You cannot choose your nearest relative: You can see the risks attached to this. Your nearest relative may not have your best interests at heart. Worse still your nearest relative may have subjected you to some form of abuse. Now there are safeguards built into the Act by which someone deemed to be unsuitable can be displaced as the nearest relative. A patient may apply to the County Court in order to do this. However, this can be a daunting process that may be contested. You can contrast this with how other mental health laws manage the problem of having a nearest relative you don’t want. The Mental Health (Care and Treatment) (Scotland) Act 2003 makes provision for nominating someone else other than your nearest relative to act as such – what it calls a ‘named person’.

Conflicting human rights: One of the important rights that a nearest relative has, is to be consulted prior to admission. You can see here how there might be potential conflict with a patient’s right to private life and confidentiality, part of Article 8 of the European Convention on Human Rights. The nearest relative has a right to be consulted under one law, the patient has a right for them to be not informed under another. These are matters that have been considered in case law and present some real dilemmas for staff. Approved mental health professionals may be able to state that, where consultation with a nearest relative would interfere with a patient’s rights, then it would not be reasonably practicable to consult with that relative. Remember at the point of admission to hospital for someone who has not been subject to the Mental Health Act before they will not have had the opportunity to apply to a court to have a nearest relative displaced. Of course, this potential conflict is not unique to the Mental Health Act. Relatives who have been providing care for someone feel rightly they should be consulted and informed about their loved ones. The terms of reference in the review say this an area of law that should be strengthened.

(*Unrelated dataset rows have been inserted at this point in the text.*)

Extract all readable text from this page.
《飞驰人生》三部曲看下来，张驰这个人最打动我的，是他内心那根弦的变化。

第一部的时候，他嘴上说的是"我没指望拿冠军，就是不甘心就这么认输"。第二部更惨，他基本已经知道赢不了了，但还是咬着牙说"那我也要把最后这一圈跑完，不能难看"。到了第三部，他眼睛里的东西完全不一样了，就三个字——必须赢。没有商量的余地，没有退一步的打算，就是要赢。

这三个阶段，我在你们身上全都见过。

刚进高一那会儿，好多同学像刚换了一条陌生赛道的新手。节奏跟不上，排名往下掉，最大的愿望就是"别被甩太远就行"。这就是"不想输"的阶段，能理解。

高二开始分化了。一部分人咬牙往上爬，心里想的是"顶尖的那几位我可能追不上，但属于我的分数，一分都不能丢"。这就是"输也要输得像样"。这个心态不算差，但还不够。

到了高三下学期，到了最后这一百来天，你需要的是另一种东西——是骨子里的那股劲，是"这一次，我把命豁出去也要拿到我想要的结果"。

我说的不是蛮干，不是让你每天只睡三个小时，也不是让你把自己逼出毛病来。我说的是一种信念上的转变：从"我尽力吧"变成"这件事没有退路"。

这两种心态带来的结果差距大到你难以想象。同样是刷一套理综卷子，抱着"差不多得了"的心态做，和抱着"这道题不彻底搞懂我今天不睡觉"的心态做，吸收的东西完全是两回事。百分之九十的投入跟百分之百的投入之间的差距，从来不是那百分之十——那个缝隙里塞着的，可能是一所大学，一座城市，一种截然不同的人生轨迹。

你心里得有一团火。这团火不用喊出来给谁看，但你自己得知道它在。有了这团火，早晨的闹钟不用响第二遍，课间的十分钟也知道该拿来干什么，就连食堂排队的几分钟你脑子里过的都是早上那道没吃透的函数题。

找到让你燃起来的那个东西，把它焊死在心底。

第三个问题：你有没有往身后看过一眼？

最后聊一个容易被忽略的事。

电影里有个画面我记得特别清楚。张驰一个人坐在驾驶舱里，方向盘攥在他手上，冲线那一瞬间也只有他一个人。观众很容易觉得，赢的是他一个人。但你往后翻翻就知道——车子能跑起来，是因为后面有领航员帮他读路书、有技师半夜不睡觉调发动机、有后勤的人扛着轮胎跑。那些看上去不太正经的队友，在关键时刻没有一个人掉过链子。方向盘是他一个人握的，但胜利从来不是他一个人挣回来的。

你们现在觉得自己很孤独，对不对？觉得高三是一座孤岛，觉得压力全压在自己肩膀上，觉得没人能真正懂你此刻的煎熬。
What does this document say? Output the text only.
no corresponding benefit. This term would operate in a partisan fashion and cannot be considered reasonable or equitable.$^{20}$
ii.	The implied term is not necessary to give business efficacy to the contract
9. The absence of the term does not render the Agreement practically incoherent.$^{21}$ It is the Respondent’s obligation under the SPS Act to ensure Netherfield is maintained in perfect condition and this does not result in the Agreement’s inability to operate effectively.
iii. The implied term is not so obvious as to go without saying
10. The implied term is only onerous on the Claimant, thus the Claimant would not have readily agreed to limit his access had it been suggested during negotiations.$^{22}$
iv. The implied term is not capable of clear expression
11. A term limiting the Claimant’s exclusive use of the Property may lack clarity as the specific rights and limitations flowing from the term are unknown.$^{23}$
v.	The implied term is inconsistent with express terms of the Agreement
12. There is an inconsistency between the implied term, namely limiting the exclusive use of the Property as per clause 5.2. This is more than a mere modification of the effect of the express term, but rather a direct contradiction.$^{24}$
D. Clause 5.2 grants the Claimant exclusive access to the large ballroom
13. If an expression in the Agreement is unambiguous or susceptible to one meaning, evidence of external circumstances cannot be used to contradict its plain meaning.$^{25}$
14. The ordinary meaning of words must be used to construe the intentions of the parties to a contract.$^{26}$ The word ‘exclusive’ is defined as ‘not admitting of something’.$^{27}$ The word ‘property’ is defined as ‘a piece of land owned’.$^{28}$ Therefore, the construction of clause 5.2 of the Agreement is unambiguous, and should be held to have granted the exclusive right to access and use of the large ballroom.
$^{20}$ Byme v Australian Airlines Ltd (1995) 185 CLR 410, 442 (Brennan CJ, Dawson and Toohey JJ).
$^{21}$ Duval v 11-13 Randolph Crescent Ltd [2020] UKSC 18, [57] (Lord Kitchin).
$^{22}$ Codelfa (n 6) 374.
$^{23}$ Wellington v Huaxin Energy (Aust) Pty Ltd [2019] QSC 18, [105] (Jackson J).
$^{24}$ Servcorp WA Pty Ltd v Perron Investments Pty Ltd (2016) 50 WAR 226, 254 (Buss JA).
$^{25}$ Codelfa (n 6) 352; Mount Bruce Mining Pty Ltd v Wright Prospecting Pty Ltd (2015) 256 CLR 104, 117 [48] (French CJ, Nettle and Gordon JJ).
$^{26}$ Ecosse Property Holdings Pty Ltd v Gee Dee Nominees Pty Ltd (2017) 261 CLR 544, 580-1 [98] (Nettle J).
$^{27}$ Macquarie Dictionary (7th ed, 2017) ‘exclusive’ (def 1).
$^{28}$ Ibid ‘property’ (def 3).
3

The most caring relative: The idea of vesting power in one relative means that views of other relatives involved in the care of someone may be bypassed. Section 26 of the Mental Health Act, which describes the rank order of relatives, states that if someone is regarded as the caring relative, they may jump above someone else on the list. Now trying to decide on one caring relative can be problematic. There may be a number of relatives involved in providing emotional and practical support to someone. They may have different views about the person’s best interests. Again this makes life difficult for an approved mental health professional in trying to identify the one nearest relative.

If you are supporting someone who may be subject to the Mental Health Act can you be sure who their nearest relative is?